A Smart Business Knows 8 Ways to Pivot Their Vision

My friend Marty Zwilling has written an excellent blogpost for forbes.com, which we thought we’d repost here. We have done a bit of editing on the introduction, but the remainder is intact.

“Over time, this pivoiting may lead them away from their original vision, but not away from the common principles that link each step. The pivot has to leverage previous learning about customers, technology and the environment. The alternative is more risky, simply jumping compulsively from one vision to another, and is likely to lead to a death spiral.

The pivot can be applied to any element of the business model, without changing the underlying vision. Here are some of the most common pivot elements that Eric (Ries) and others have noted:

1. Customer Problem Pivot. In this scenario, you use essentially the same product to solve a different problem for the same customer segment. (Ries) says that Starbucks famously did this pivot when they went from selling coffee beans and espresso makers to brewing drinks in house.

2. Market segment pivot. This means you take your existing product and use it to solve a similar problem for a different set of customers. This may be necessary when you find the consumers aren’t buying your product, but enterprises have a similar problem, with money to spend. Sometimes, this is more a marketing change than a product change.

3. Technology pivot. Engineers always fight to take advantage of what they have built so far. So, the most obvious pivot for them is to repurpose the technology platform, to make it solve a more pressing, more marketable, or just a more solvable problem as you learn from customers.

4. Product feature pivot. Here especially, you need to pay close attention to what real customers are doing, rather than your projections of what they should do. It can mean to zoom-in and remove features for focus, or zoom-out to add features for a more holistic solution.

5. Revenue model pivot. One pivot is to change your focus from a premium price, customized solution, to a commoditized solution (or vice versa). Another common variation worth considering is the move from a one-time product sale to monthly subscription or license fees.

6. Sales channel pivot. Startups with complex new products always seem to start with direct sales, and building their own brand.

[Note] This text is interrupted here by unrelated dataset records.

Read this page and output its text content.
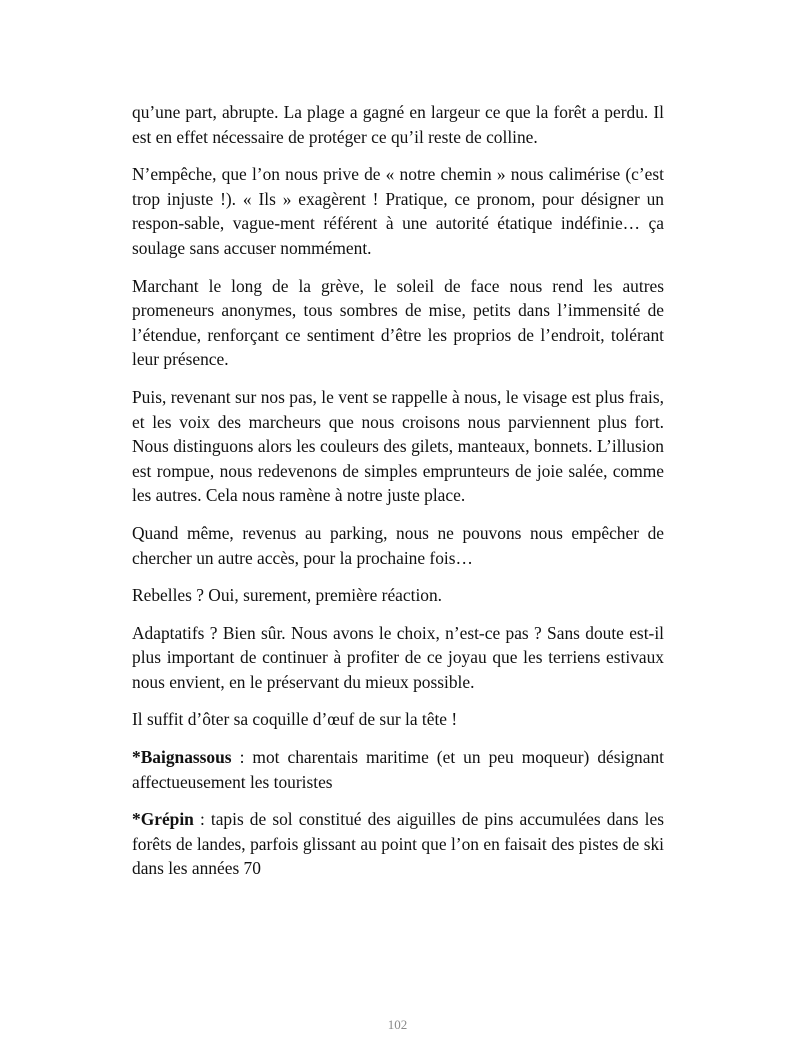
qu’une part, abrupte. La plage a gagné en largeur ce que la forêt a perdu. Il est en effet nécessaire de protéger ce qu’il reste de colline.

N’empêche, que l’on nous prive de « notre chemin » nous calimérise (c’est trop injuste !). « Ils » exagèrent ! Pratique, ce pronom, pour désigner un respon-sable, vague-ment référent à une autorité étatique indéfinie… ça soulage sans accuser nommément.

Marchant le long de la grève, le soleil de face nous rend les autres promeneurs anonymes, tous sombres de mise, petits dans l’immensité de l’étendue, renforçant ce sentiment d’être les proprios de l’endroit, tolérant leur présence.

Puis, revenant sur nos pas, le vent se rappelle à nous, le visage est plus frais, et les voix des marcheurs que nous croisons nous parviennent plus fort. Nous distinguons alors les couleurs des gilets, manteaux, bonnets. L’illusion est rompue, nous redevenons de simples emprunteurs de joie salée, comme les autres. Cela nous ramène à notre juste place.

Quand même, revenus au parking, nous ne pouvons nous empêcher de chercher un autre accès, pour la prochaine fois…

Rebelles ? Oui, surement, première réaction.

Adaptatifs ? Bien sûr. Nous avons le choix, n’est-ce pas ? Sans doute est-il plus important de continuer à profiter de ce joyau que les terriens estivaux nous envient, en le préservant du mieux possible.

Il suffit d’ôter sa coquille d’œuf de sur la tête !

*Baignassous : mot charentais maritime (et un peu moqueur) désignant affectueusement les touristes

*Grépin : tapis de sol constitué des aiguilles de pins accumulées dans les forêts de landes, parfois glissant au point que l’on en faisait des pistes de ski dans les années 70

102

When they find out how expensive and time consuming this is, they need to use what they have learned from customers to consider a distribution channel, ecommerce, white labelling the product and strategic partners.

7. Product versus services pivot. Sometimes products are to different or too complex to be sold effectively to the customer with the problem. Now is the time for bundling support services with the product, education offerings, or simply making your offering a service that happens to deliver a product at the core.

8. Major competitor pivot. What do you do when a major new player or competitor jumps into your space? You can charge ahead blindly, or focus on one of the above pivots to build your differentiation and stay alive.

In all cases, the change is not linearly adding one more new feature, in the vain hope that this one will cause tration to magically materialize. The key to pivoting is spotting trends from real data and real market experience, and optimizing the basic product/market fit, without leaving a hole or divot in your market or credibility.

Look for multiple data points before you pivot. You have to learn that no product will satisfy every customer, so don’t make random jumps based on a single customer, friend or negative blog article. A good internal data point or early-warning is a chronically frustrated solution team.

Get your investors and advisiors to do the pivot exercise right along with you, so there are no surprises. Adaptation and dealing with chaos is the key to survival for a startup, and your best competitive edge over large companies. The down side is that it may be bad for your golf swing.”